Omg I def was not. I wasn't that drunk. I showed that I stuff my bra but I didn't whip my tit out.
Do they fuck in the end of "Lady and the Tramp" or am i just wasting my time
I'm gonna keep this simple. I threw up in your pillow case. Sorry.
I cleared a drunken path to my bed for you. If you hit clothes you've gone too far.
there's a picture of you and pauly shore at a starbucks on my phone
We used the solo cup bag for her hair tie. Desperate times call for desperate measures.
She makes me want to eat babies and throw kittens in pots of boiling water.
You should have. Partying with 60 year olds and batman is so much better than partying with bitches our age.

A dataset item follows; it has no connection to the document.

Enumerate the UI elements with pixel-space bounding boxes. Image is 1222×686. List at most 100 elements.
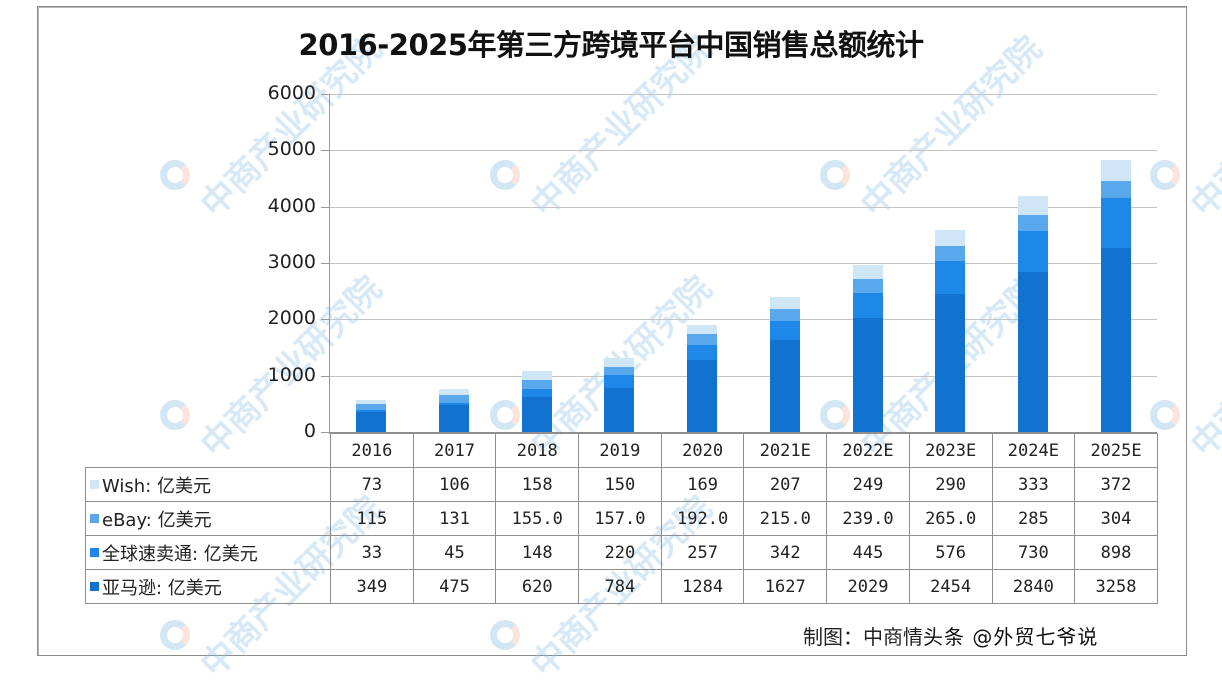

blowjobs from left handed girls are noticably better than from righties. these are the most important things I've learned this semester
Ok let me just clear up this blowjob thing first so we can talk about your grandpa
We can stop fighting if you send me a picture of your dick standing at full attention wearing a sock.
I'll wait.
It can also be a hat.
A warmed up burrito and jelly beans. The breakfast of champions.
I just went on etsy and my personalized suggestions on the page were either kinky sex restraints or baby things. I feel like etsy just summarized my life.
If I die at work, I want you to have my mustache collection
It's like a donut of clothes around a pair of heels. Like they were transported to another dimension naked.